Soviel zur Problematik...

Ich denke das mit dem freez und dem schwarzen am Anfang sollte schnell behoben sein...
Allerdings weiß ich nicht so recht ob das mit dem USB-Stick und Diskpart mit Java möglich ist.


----------



## Highchiller (4. Apr 2014)

Naja ganz so ein blutiger Anfänger kannst du ja nicht sein 

1) Freeze
Da wir deinen Code nicht kennen kann ich auch erst mal nur spekulieren woher deine Fehler kommen. Dass der Bildschirm einfriert liegt mit sicherheit daran, dass du keinen extra Thread benutzt hast. Dann berechnet dein Programm sequentiell alles durch und ganz am Ende wartet die GUI auf die Rechenzeit zum Aktualisieren. Da ist aber schon alles vorbei, folglich "freezed" die GUI einfach ein.
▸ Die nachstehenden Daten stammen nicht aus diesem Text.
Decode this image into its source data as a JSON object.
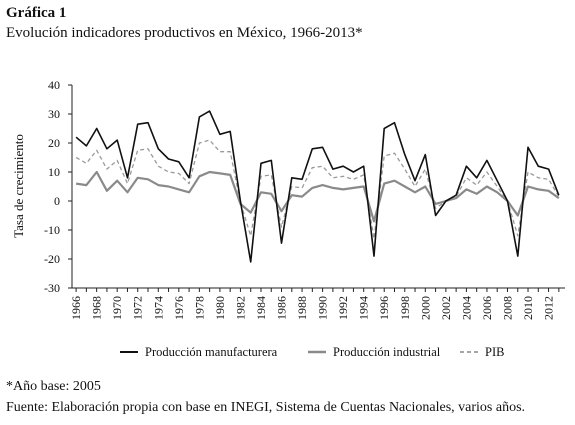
{
  "figure_label": "Gráfica 1",
  "subtitle": "Evolución indicadores productivos en México, 1966-2013*",
  "note": "*Año base: 2005",
  "source": "Fuente: Elaboración propia con base en INEGI, Sistema de Cuentas Nacionales, varios años.",
  "colors": {
    "manufactura": "#111111",
    "industrial": "#8a8a8a",
    "pib": "#9a9a9a"
  },
  "chart_data": {
    "type": "line",
    "title": "",
    "xlabel": "",
    "ylabel": "Tasa de crecimiento",
    "ylim": [
      -30,
      40
    ],
    "yticks": [
      -30,
      -20,
      -10,
      0,
      10,
      20,
      30,
      40
    ],
    "xticks": [
      "1966",
      "1968",
      "1970",
      "1972",
      "1974",
      "1976",
      "1978",
      "1980",
      "1982",
      "1984",
      "1986",
      "1988",
      "1990",
      "1992",
      "1994",
      "1996",
      "1998",
      "2000",
      "2002",
      "2004",
      "2006",
      "2008",
      "2010",
      "2012"
    ],
    "x": [
      1966,
      1967,
      1968,
      1969,
      1970,
      1971,
      1972,
      1973,
      1974,
      1975,
      1976,
      1977,
      1978,
      1979,
      1980,
      1981,
      1982,
      1983,
      1984,
      1985,
      1986,
      1987,
      1988,
      1989,
      1990,
      1991,
      1992,
      1993,
      1994,
      1995,
      1996,
      1997,
      1998,
      1999,
      2000,
      2001,
      2002,
      2003,
      2004,
      2005,
      2006,
      2007,
      2008,
      2009,
      2010,
      2011,
      2012,
      2013
    ],
    "legend_position": "bottom",
    "series": [
      {
        "name": "Producción manufacturera",
        "style": "solid",
        "values": [
          22,
          19,
          25,
          18,
          21,
          8,
          26.5,
          27,
          18,
          14.5,
          13.5,
          8,
          29,
          31,
          23,
          24,
          0,
          -21,
          13,
          14,
          -14.5,
          8,
          7.5,
          18,
          18.5,
          11,
          12,
          10,
          12,
          -19,
          25,
          27,
          16,
          7,
          16,
          -5,
          0,
          2,
          12,
          8,
          14,
          7,
          0,
          -19,
          18.5,
          12,
          11,
          2
        ]
      },
      {
        "name": "Producción industrial",
        "style": "solid",
        "values": [
          6,
          5.5,
          10,
          3.5,
          7,
          3,
          8,
          7.5,
          5.5,
          5,
          4,
          3,
          8.5,
          10,
          9.5,
          9,
          -1,
          -4,
          3,
          2.5,
          -3.5,
          2,
          1.5,
          4.5,
          5.5,
          4.5,
          4,
          4.5,
          5,
          -7,
          6,
          7,
          5,
          3,
          5,
          -1,
          0,
          1,
          4,
          2.5,
          5,
          3,
          0,
          -5,
          5,
          4,
          3.5,
          1
        ]
      },
      {
        "name": "PIB",
        "style": "dashed",
        "values": [
          15,
          13,
          17.5,
          11,
          14,
          6,
          17.5,
          18,
          12,
          10,
          9.5,
          6,
          20,
          21,
          17,
          17,
          -0.5,
          -12,
          8.5,
          9,
          -9,
          5,
          4.5,
          11.5,
          12,
          8,
          8.5,
          7.5,
          9,
          -13,
          15.5,
          16.5,
          11,
          5,
          11,
          -2.5,
          0,
          1.5,
          8,
          5.5,
          10,
          5,
          0,
          -12,
          10,
          8,
          7.5,
          1.5
        ]
      }
    ]
  }
}
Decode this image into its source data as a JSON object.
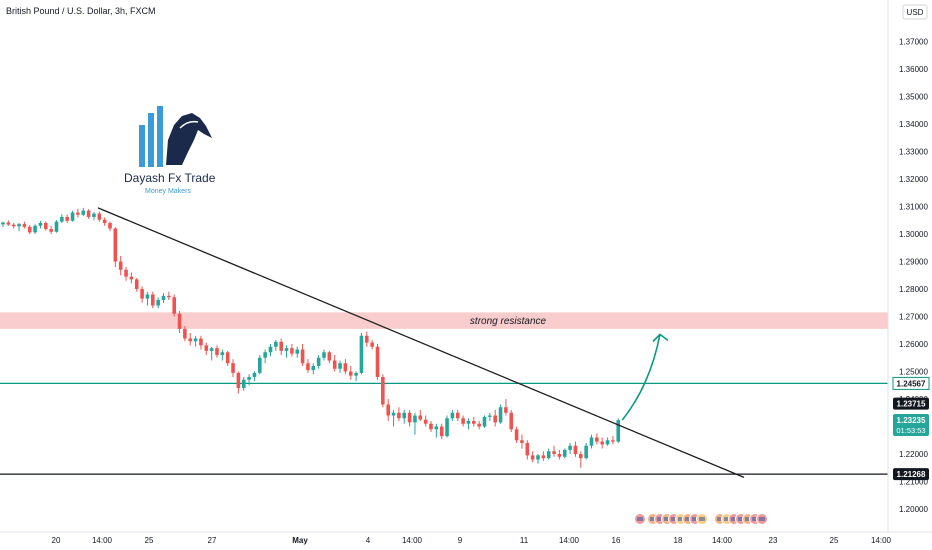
{
  "symbol_title": "British Pound / U.S. Dollar, 3h, FXCM",
  "currency_label": "USD",
  "logo": {
    "name": "Dayash Fx Trade",
    "tagline": "Money Makers"
  },
  "annotation": {
    "resistance": "strong resistance"
  },
  "colors": {
    "up": "#26a69a",
    "down": "#ef5350",
    "resistance_zone": "#f8c4c4",
    "support_line": "#089981",
    "trendline": "#1e1e1e",
    "arrow": "#089981",
    "logo_dark": "#1b2a4a",
    "logo_blue": "#3b9bd8"
  },
  "chart_data": {
    "type": "candlestick",
    "ylim": [
      1.195,
      1.385
    ],
    "y_ticks": [
      "1.37000",
      "1.36000",
      "1.35000",
      "1.34000",
      "1.33000",
      "1.32000",
      "1.31000",
      "1.30000",
      "1.29000",
      "1.28000",
      "1.27000",
      "1.26000",
      "1.25000",
      "1.24000",
      "1.23000",
      "1.22000",
      "1.21000",
      "1.20000"
    ],
    "x_ticks": [
      "20",
      "14:00",
      "25",
      "27",
      "May",
      "4",
      "14:00",
      "9",
      "11",
      "14:00",
      "16",
      "18",
      "14:00",
      "23",
      "25",
      "14:00"
    ],
    "resistance_zone": [
      1.2655,
      1.2715
    ],
    "horizontal_levels": [
      {
        "label": "1.24567",
        "value": 1.24567
      },
      {
        "label": "1.21268",
        "value": 1.21268
      }
    ],
    "price_labels": {
      "high_marker": "1.23715",
      "last": "1.23235",
      "countdown": "01:53:53"
    },
    "last_price": 1.23235,
    "trendline": {
      "start": [
        0,
        1.3095
      ],
      "end": [
        126,
        1.2115
      ]
    },
    "projection_target": 1.2635,
    "candles": [
      [
        1.3035,
        1.3045,
        1.3025,
        1.3042
      ],
      [
        1.3042,
        1.305,
        1.303,
        1.3034
      ],
      [
        1.3034,
        1.304,
        1.302,
        1.3028
      ],
      [
        1.3028,
        1.304,
        1.301,
        1.3036
      ],
      [
        1.3036,
        1.3045,
        1.302,
        1.3026
      ],
      [
        1.3026,
        1.3032,
        1.3,
        1.3006
      ],
      [
        1.3006,
        1.3035,
        1.3,
        1.303
      ],
      [
        1.303,
        1.3048,
        1.302,
        1.304
      ],
      [
        1.304,
        1.3046,
        1.3012,
        1.3018
      ],
      [
        1.3018,
        1.303,
        1.3,
        1.3008
      ],
      [
        1.3008,
        1.305,
        1.3005,
        1.3045
      ],
      [
        1.3045,
        1.3072,
        1.304,
        1.3062
      ],
      [
        1.3062,
        1.307,
        1.304,
        1.3048
      ],
      [
        1.3048,
        1.3085,
        1.3045,
        1.3078
      ],
      [
        1.3078,
        1.3092,
        1.306,
        1.307
      ],
      [
        1.307,
        1.3095,
        1.3065,
        1.3085
      ],
      [
        1.3085,
        1.309,
        1.3055,
        1.3062
      ],
      [
        1.3062,
        1.308,
        1.305,
        1.3074
      ],
      [
        1.3074,
        1.3082,
        1.3045,
        1.3052
      ],
      [
        1.3052,
        1.306,
        1.303,
        1.304
      ],
      [
        1.304,
        1.3045,
        1.301,
        1.302
      ],
      [
        1.302,
        1.3025,
        1.288,
        1.29
      ],
      [
        1.29,
        1.292,
        1.285,
        1.287
      ],
      [
        1.287,
        1.288,
        1.283,
        1.2845
      ],
      [
        1.2845,
        1.286,
        1.282,
        1.2835
      ],
      [
        1.2835,
        1.284,
        1.279,
        1.28
      ],
      [
        1.28,
        1.281,
        1.275,
        1.2765
      ],
      [
        1.2765,
        1.279,
        1.274,
        1.278
      ],
      [
        1.278,
        1.279,
        1.273,
        1.274
      ],
      [
        1.274,
        1.277,
        1.273,
        1.276
      ],
      [
        1.276,
        1.2785,
        1.275,
        1.2775
      ],
      [
        1.2775,
        1.279,
        1.276,
        1.277
      ],
      [
        1.277,
        1.278,
        1.27,
        1.271
      ],
      [
        1.271,
        1.272,
        1.264,
        1.2655
      ],
      [
        1.2655,
        1.2665,
        1.261,
        1.262
      ],
      [
        1.262,
        1.264,
        1.2595,
        1.261
      ],
      [
        1.261,
        1.263,
        1.259,
        1.262
      ],
      [
        1.262,
        1.263,
        1.258,
        1.2595
      ],
      [
        1.2595,
        1.2605,
        1.256,
        1.2575
      ],
      [
        1.2575,
        1.259,
        1.254,
        1.2585
      ],
      [
        1.2585,
        1.2595,
        1.255,
        1.256
      ],
      [
        1.256,
        1.258,
        1.254,
        1.257
      ],
      [
        1.257,
        1.2575,
        1.252,
        1.253
      ],
      [
        1.253,
        1.2545,
        1.248,
        1.2495
      ],
      [
        1.2495,
        1.25,
        1.242,
        1.244
      ],
      [
        1.244,
        1.248,
        1.243,
        1.247
      ],
      [
        1.247,
        1.249,
        1.245,
        1.248
      ],
      [
        1.248,
        1.25,
        1.2465,
        1.2495
      ],
      [
        1.2495,
        1.256,
        1.249,
        1.255
      ],
      [
        1.255,
        1.258,
        1.253,
        1.257
      ],
      [
        1.257,
        1.26,
        1.2555,
        1.259
      ],
      [
        1.259,
        1.2615,
        1.2575,
        1.2608
      ],
      [
        1.2608,
        1.262,
        1.256,
        1.2575
      ],
      [
        1.2575,
        1.2595,
        1.255,
        1.2585
      ],
      [
        1.2585,
        1.26,
        1.2555,
        1.2565
      ],
      [
        1.2565,
        1.259,
        1.255,
        1.258
      ],
      [
        1.258,
        1.26,
        1.252,
        1.253
      ],
      [
        1.253,
        1.2545,
        1.2495,
        1.2505
      ],
      [
        1.2505,
        1.253,
        1.249,
        1.252
      ],
      [
        1.252,
        1.256,
        1.251,
        1.255
      ],
      [
        1.255,
        1.258,
        1.254,
        1.257
      ],
      [
        1.257,
        1.2575,
        1.253,
        1.254
      ],
      [
        1.254,
        1.256,
        1.25,
        1.251
      ],
      [
        1.251,
        1.254,
        1.2495,
        1.253
      ],
      [
        1.253,
        1.2545,
        1.249,
        1.25
      ],
      [
        1.25,
        1.252,
        1.247,
        1.2485
      ],
      [
        1.2485,
        1.25,
        1.2465,
        1.2495
      ],
      [
        1.2495,
        1.264,
        1.249,
        1.263
      ],
      [
        1.263,
        1.2645,
        1.259,
        1.2605
      ],
      [
        1.2605,
        1.2615,
        1.258,
        1.259
      ],
      [
        1.259,
        1.26,
        1.247,
        1.248
      ],
      [
        1.248,
        1.249,
        1.237,
        1.238
      ],
      [
        1.238,
        1.24,
        1.232,
        1.234
      ],
      [
        1.234,
        1.236,
        1.23,
        1.235
      ],
      [
        1.235,
        1.237,
        1.232,
        1.233
      ],
      [
        1.233,
        1.236,
        1.231,
        1.235
      ],
      [
        1.235,
        1.236,
        1.23,
        1.2315
      ],
      [
        1.2315,
        1.235,
        1.227,
        1.234
      ],
      [
        1.234,
        1.236,
        1.232,
        1.2325
      ],
      [
        1.2325,
        1.234,
        1.23,
        1.231
      ],
      [
        1.231,
        1.232,
        1.228,
        1.229
      ],
      [
        1.229,
        1.231,
        1.226,
        1.23
      ],
      [
        1.23,
        1.231,
        1.2255,
        1.2265
      ],
      [
        1.2265,
        1.234,
        1.226,
        1.233
      ],
      [
        1.233,
        1.236,
        1.232,
        1.235
      ],
      [
        1.235,
        1.236,
        1.232,
        1.233
      ],
      [
        1.233,
        1.234,
        1.23,
        1.231
      ],
      [
        1.231,
        1.233,
        1.229,
        1.232
      ],
      [
        1.232,
        1.2335,
        1.23,
        1.231
      ],
      [
        1.231,
        1.232,
        1.229,
        1.23
      ],
      [
        1.23,
        1.234,
        1.2295,
        1.2335
      ],
      [
        1.2335,
        1.235,
        1.232,
        1.234
      ],
      [
        1.234,
        1.236,
        1.23,
        1.2315
      ],
      [
        1.2315,
        1.238,
        1.231,
        1.237
      ],
      [
        1.237,
        1.24,
        1.234,
        1.235
      ],
      [
        1.235,
        1.236,
        1.228,
        1.229
      ],
      [
        1.229,
        1.23,
        1.224,
        1.225
      ],
      [
        1.225,
        1.227,
        1.222,
        1.224
      ],
      [
        1.224,
        1.225,
        1.218,
        1.2195
      ],
      [
        1.2195,
        1.221,
        1.217,
        1.218
      ],
      [
        1.218,
        1.22,
        1.2165,
        1.2195
      ],
      [
        1.2195,
        1.221,
        1.2175,
        1.2185
      ],
      [
        1.2185,
        1.222,
        1.218,
        1.221
      ],
      [
        1.221,
        1.223,
        1.219,
        1.22
      ],
      [
        1.22,
        1.2215,
        1.218,
        1.219
      ],
      [
        1.219,
        1.222,
        1.2185,
        1.2215
      ],
      [
        1.2215,
        1.224,
        1.22,
        1.223
      ],
      [
        1.223,
        1.2245,
        1.219,
        1.22
      ],
      [
        1.22,
        1.221,
        1.215,
        1.2185
      ],
      [
        1.2185,
        1.224,
        1.218,
        1.223
      ],
      [
        1.223,
        1.227,
        1.222,
        1.226
      ],
      [
        1.226,
        1.2275,
        1.2235,
        1.2245
      ],
      [
        1.2245,
        1.226,
        1.222,
        1.2235
      ],
      [
        1.2235,
        1.226,
        1.223,
        1.225
      ],
      [
        1.225,
        1.2265,
        1.2235,
        1.2245
      ],
      [
        1.2245,
        1.233,
        1.224,
        1.2323
      ]
    ]
  }
}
Wie schon erwähnt, einfach dein Berechnungscode auslagern und als eigenständigen Thread starten, der dann parallel läuft. Das sollte das Problem beheben.

2) Schwarzer Bildschirm
Das klingt danach, als wenn du erst irgendwo deinen Frame auf setVisible(true) setzt und erst danach deine Elemente hinzufügst. Auf die Art zeichnet er erst dein leeren Frame und fügt erst im Nachhinein deine Elemente hinzu.
Also erst ganz am Ende, nachdem dein Frame vollständig gefüllt ist rufst du noch setVisible(true); auf. Das sollte das Problem lösen.

3) USB
Wenn du USB-Sticks mit Java zugreifen willst musst du dir die Libraries dazu besorgen. Zum Beispiel usb4java mit javax.usb.
Wenn du das ganze aber sowieso von Diskpart lösen lassen willst, kannst du in Java auch andere Prozesse starten. Dafür benutzt du den ProcessBuilder.


----------



## chewee (4. Apr 2014)

Hey danke für die schnelle Antwort...

Also das mit dem setVisible ans ende setzten hat wunderbar geklappt

Leider verstehe ich das mit dem Auslagern nicht ganz...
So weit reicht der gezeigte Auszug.